New York Times op-ed written by Roger Cohen on June 25, 2015 from the 2015 WCFIA Talloires Conference that was held on June 19–21, 2015.
TALLOIRES, France — For much of the 20th century Russia was a revolutionary state whose objective was the global spread of communist ideology. In the 21st century it has become the preeminent counterrevolutionary power.
The escalating conflict between the West and Moscow has been portrayed as political, military and economic. It is in fact deeper than that. It is cultural. President Vladimir Putin has set himself up as the guardian of an absolutist culture against what Russia sees as the predatory and relativist culture of the West.
To listen to pro-Putin Russian intellectuals these days is to be subjected to a litany of complaints about the “revolutionary” West, with its irreligious embrace of same-sex marriage, radical feminism, euthanasia, homosexuality and other manifestations of “decadence.” It is to be told that the West loses no opportunity to globalize these “subversive” values, often under cover of democracy promotion and human rights.
Putin’s Russia, by contrast, is portrayed in these accounts as a proud bulwark against the West’s abandonment of religious values, a nation increasingly devout in its observance of Orthodox Christianity, a country convinced that no civilization ever survived by “relativizing” sacred truths.
Beyond Putin’s annexation of Crimea and stirring-up of a small war in eastern Ukraine (although large enough to leave more than 6,000 dead), it is this decision to adopt cultural defiance of the West that suggests the confrontation with Russia will last decades. Communism was a global ideology;; Putinism is less than that. But a war of ideas has begun in which counterrevolution against the godless and insinuating West is a cornerstone of Russian ideology. To some degree, President Recep Tayyip Erdogan of Turkey shares Putin’s view of the West. China, meanwhile, finds uses in it.

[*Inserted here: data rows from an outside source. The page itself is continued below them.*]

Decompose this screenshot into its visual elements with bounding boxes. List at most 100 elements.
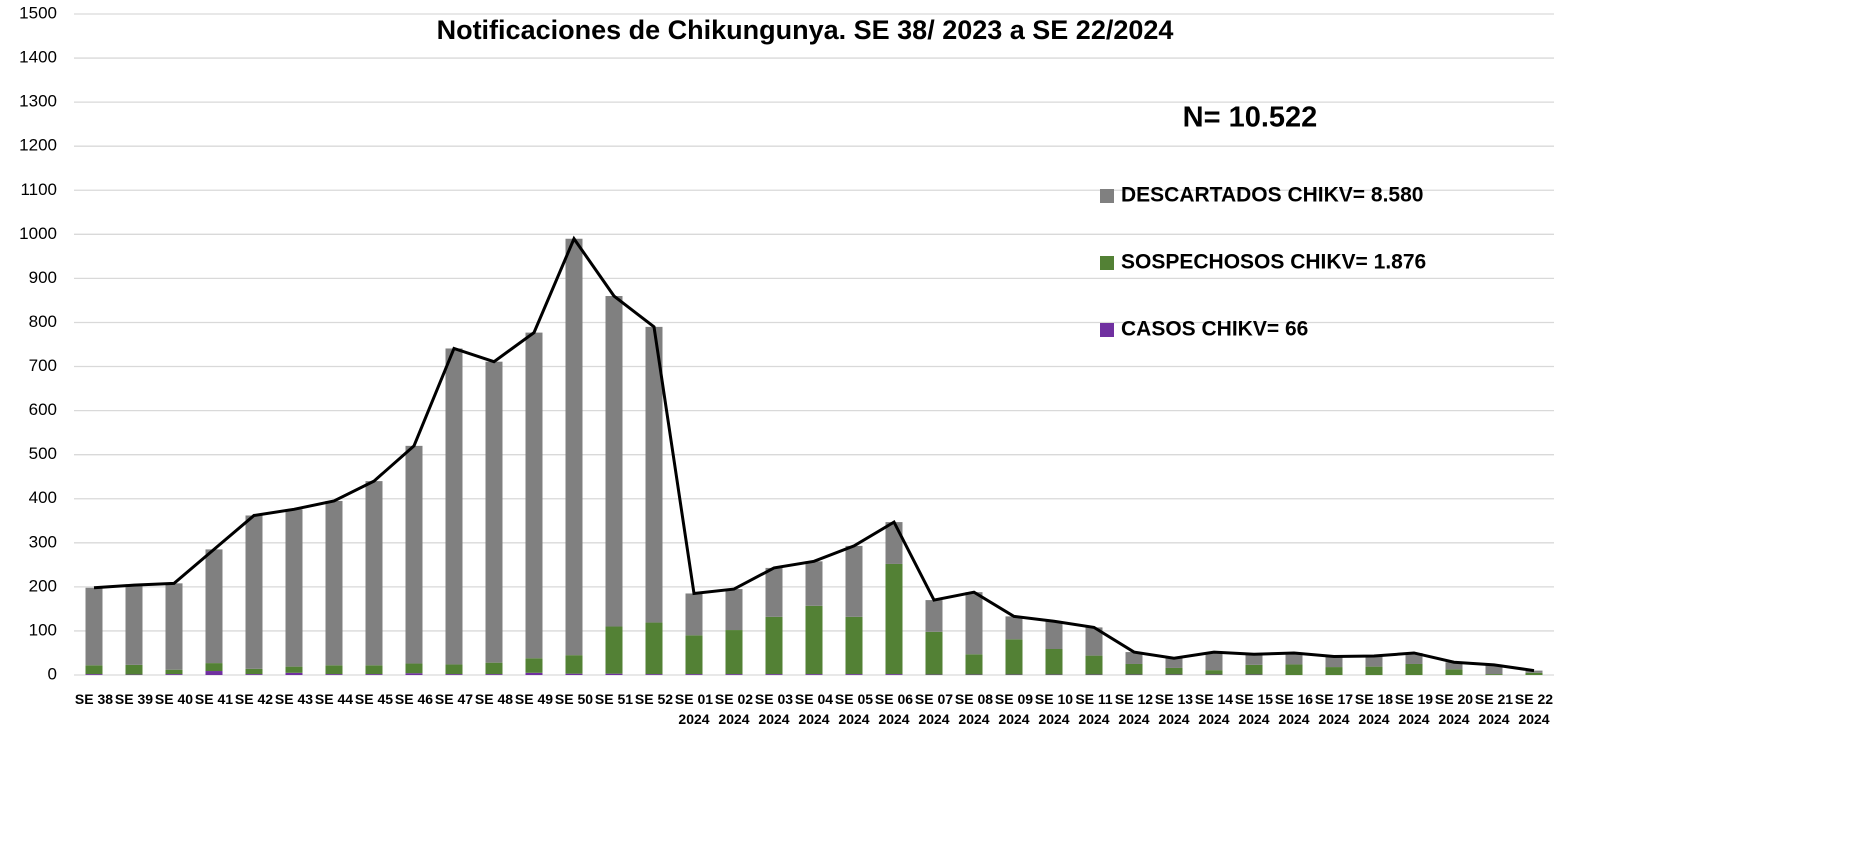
x-tick-label: SE 39 [114, 691, 154, 707]
x-tick-label: SE 10 2024 [1034, 691, 1074, 727]
bar-segment [965, 592, 983, 655]
bar-segment [1445, 662, 1463, 670]
bar-segment [365, 665, 383, 675]
y-tick-label: 1200 [19, 136, 57, 155]
bar-segment [525, 658, 543, 673]
legend-label: SOSPECHOSOS CHIKV= 1.876 [1121, 251, 1426, 274]
legend-label: DESCARTADOS CHIKV= 8.580 [1121, 184, 1423, 207]
x-tick-label: SE 48 [474, 691, 514, 707]
x-tick-label: SE 12 2024 [1114, 691, 1154, 727]
y-tick-label: 1100 [20, 180, 57, 199]
bar-segment [405, 445, 423, 664]
y-tick-label: 600 [29, 400, 57, 419]
x-tick-label: SE 41 [194, 691, 234, 707]
bar-segment [285, 672, 303, 675]
bar-segment [485, 662, 503, 675]
bar-segment [645, 622, 663, 675]
x-tick-label: SE 02 2024 [714, 691, 754, 727]
y-tick-label: 200 [29, 576, 57, 595]
x-tick-label: SE 21 2024 [1474, 691, 1514, 727]
bar-segment [125, 664, 143, 675]
x-tick-label: SE 14 2024 [1194, 691, 1234, 727]
x-tick-label: SE 52 [634, 691, 674, 707]
bar-segment [645, 674, 663, 675]
bar-segment [845, 674, 863, 675]
bar-segment [885, 522, 903, 564]
x-tick-label: SE 11 2024 [1075, 691, 1113, 727]
x-tick-label: SE 08 2024 [954, 691, 994, 727]
y-tick-label: 900 [29, 268, 57, 287]
bar-segment [1165, 667, 1183, 675]
x-tick-label: SE 17 2024 [1314, 691, 1354, 727]
x-tick-label: SE 01 2024 [674, 691, 714, 727]
bar-segment [1485, 674, 1503, 675]
y-tick-label: 1000 [19, 224, 57, 243]
x-tick-label: SE 22 2024 [1514, 691, 1554, 727]
bar-segment [1405, 652, 1423, 664]
bar-segment [325, 665, 343, 675]
bar-segment [885, 563, 903, 675]
x-tick-label: SE 49 [514, 691, 554, 707]
y-tick-label: 500 [29, 444, 57, 463]
bar-segment [965, 654, 983, 675]
x-tick-label: SE 09 2024 [994, 691, 1034, 727]
bar-segment [1085, 627, 1103, 656]
bar-segment [85, 674, 103, 675]
bar-segment [445, 664, 463, 675]
x-tick-label: SE 51 [594, 691, 634, 707]
legend-label: CASOS CHIKV= 66 [1121, 318, 1308, 341]
bar-segment [85, 665, 103, 675]
bar-segment [1205, 670, 1223, 675]
annotation: N= 10.522 [1183, 102, 1318, 134]
x-tick-label: SE 19 2024 [1394, 691, 1434, 727]
bar-segment [725, 630, 743, 675]
bar-segment [325, 674, 343, 675]
bar-segment [565, 238, 583, 656]
bar-segment [885, 674, 903, 675]
bar-segment [805, 674, 823, 675]
x-tick-label: SE 42 [234, 691, 274, 707]
y-tick-label: 800 [29, 312, 57, 331]
bar-segment [1245, 654, 1263, 665]
x-tick-label: SE 20 2024 [1434, 691, 1474, 727]
bar-segment [1525, 672, 1543, 675]
bar-segment [1445, 669, 1463, 675]
x-tick-label: SE 03 2024 [754, 691, 794, 727]
bar-segment [925, 600, 943, 632]
bar-segment [765, 674, 783, 675]
x-tick-label: SE 13 2024 [1154, 691, 1194, 727]
x-tick-label: SE 43 [274, 691, 314, 707]
x-tick-label: SE 04 2024 [794, 691, 834, 727]
x-tick-label: SE 05 2024 [834, 691, 874, 727]
chart-title: Notificaciones de Chikungunya. SE 38/ 20… [437, 15, 1174, 45]
bar-segment [205, 549, 223, 664]
bar-segment [1005, 639, 1023, 675]
bar-segment [525, 332, 543, 659]
y-tick-label: 700 [29, 356, 57, 375]
bar-segment [205, 663, 223, 672]
bar-segment [765, 567, 783, 617]
bar-segment [1525, 670, 1543, 673]
bar-segment [605, 673, 623, 675]
bar-segment [565, 655, 583, 674]
y-tick-label: 100 [29, 620, 57, 639]
bar-segment [1245, 664, 1263, 675]
bar-segment [725, 674, 743, 675]
x-tick-label: SE 06 2024 [874, 691, 914, 727]
x-tick-label: SE 16 2024 [1274, 691, 1314, 727]
bar-segment [325, 500, 343, 666]
bar-segment [365, 481, 383, 666]
bar-segment [285, 666, 303, 673]
bar-segment [805, 561, 823, 606]
bar-segment [245, 515, 263, 669]
bar-segment [565, 673, 583, 675]
bar-segment [925, 631, 943, 675]
x-tick-label: SE 07 2024 [914, 691, 954, 727]
y-tick-label: 1400 [19, 48, 57, 67]
bar-segment [405, 673, 423, 675]
legend-swatch [1100, 256, 1114, 270]
bar-segment [765, 616, 783, 675]
x-tick-label: SE 40 [154, 691, 194, 707]
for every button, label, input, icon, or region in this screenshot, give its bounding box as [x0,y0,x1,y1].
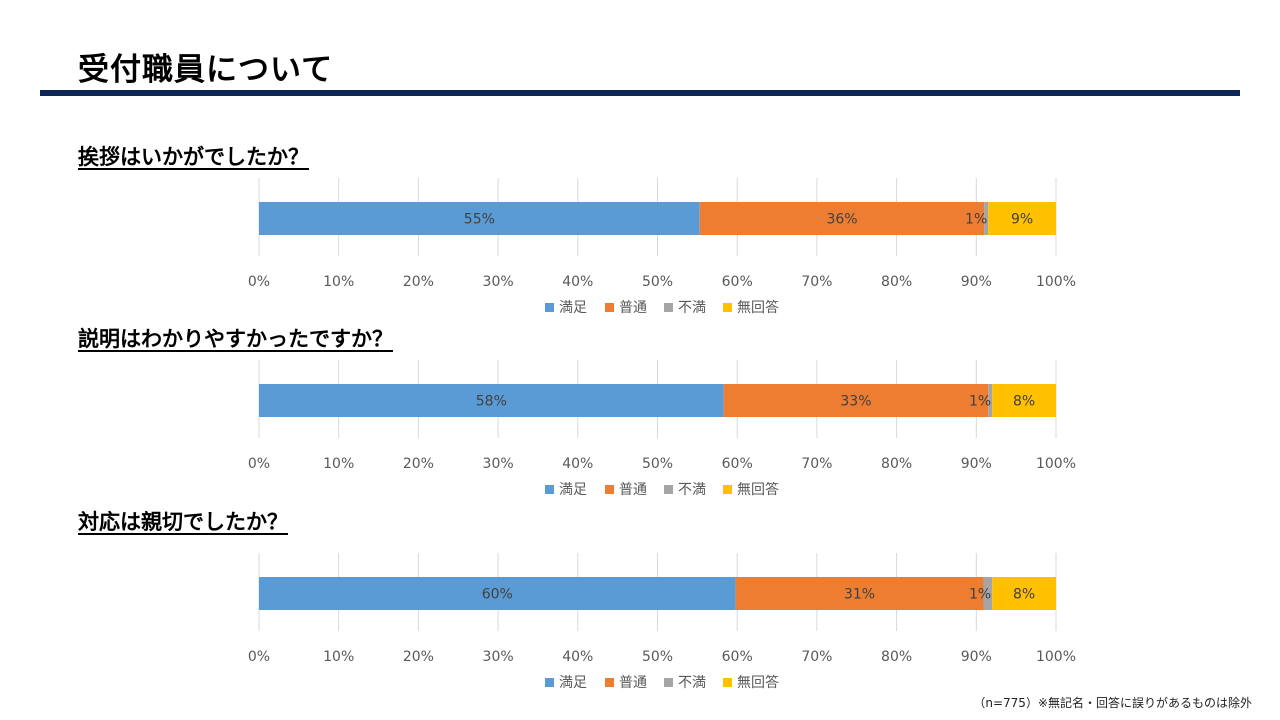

Gone is the post-Cold War illusion of benign convergence through interdependence. Something fundamental has shifted that goes far beyond a quarrel over territory. Putin has decided to define his power in conflict with the West. The only question is whether he has limited or all-out conflict in mind.
This Russian decision has strategic implications the West is only beginning to digest. It involves an eastward pivot more substantial than President Obama’s to Asia. Putin is now more interested in the Shanghai Cooperation Organization, whose core is China and Russia, than he is in cooperation with the G-8 (from which Russia has been suspended) or the European Union.
China reciprocates this interest to some degree because a Moscow hostile to the West is useful for the defense of its own authoritarian political model and because it sees economic opportunity in Russia and former Soviet Central Asian countries. But China’s fierce modernizing drive cannot be accomplished through backward-looking Russia. There are clear limits to the current Chinese-Russian rapprochement.
As a senior European official attending a conference organized by Harvard University’s Weatherhead Center for International Affairs put it, Russia’s is a “loser’s challenge” to the West, because it has given up on modernization and globalization, whereas China’s is potentially a “winner’s challenge,” because it is betting everything on a high-tech, modern economy.
Of course, being irrational and quixotic, losers’ challenges are particularly dangerous. Putin has gobbled a chunk of Ukraine after it pursued a trade pact
with the European Union. He has said he’s adding 40 intercontinental ballistic missiles to Russia’s stockpile. He has increased flights of nuclear-capable bombers. The message is clear: We’re leaning in on nukes.
How should the West respond? It cannot alter the appeal of its values to the world — witness the hordes of people dying in the attempt to get into the European Union. (Rich Russians have also been pouring into the West in search of the rule of law.) So what Russia sees as Western “subversion” (like the tilt of sane Ukrainians toward Europe) will continue — and it should.
The West must protect the right of peoples in the East-West in-between lands. The citizens of Ukraine, Moldova, Armenia, Georgia and other states have the right to attain Western prosperity through Western institutions if they so choose. Poland and the Baltic states, now protected by membership of NATO, are inevitably magnets to them.
This new protection should borrow from the policies behind Cold War protection of Germany: firmness allied to dialogue. The West, in the words of Tomasz Siemoniak, Poland’s defense minister, has been “excessive” in its caution. Holding NATO exercises in Latvia, creating a new 5,000-strong rapid- reaction NATO “spearhead force,” and moving 250 tanks and other equipment into temporary bases in six East European nations is something. But the permanent and significant deployment of heavy weapons in the region is needed to send a message to Putin, as is greater European defense spending, and a clear commitment to maintain sanctions as long as Ukraine is not made whole with full control of its borders.
In the end, the very Western ideas and institutions Putin demeans will be the West’s greatest strength in the long looming struggle against Russian counterrevolution.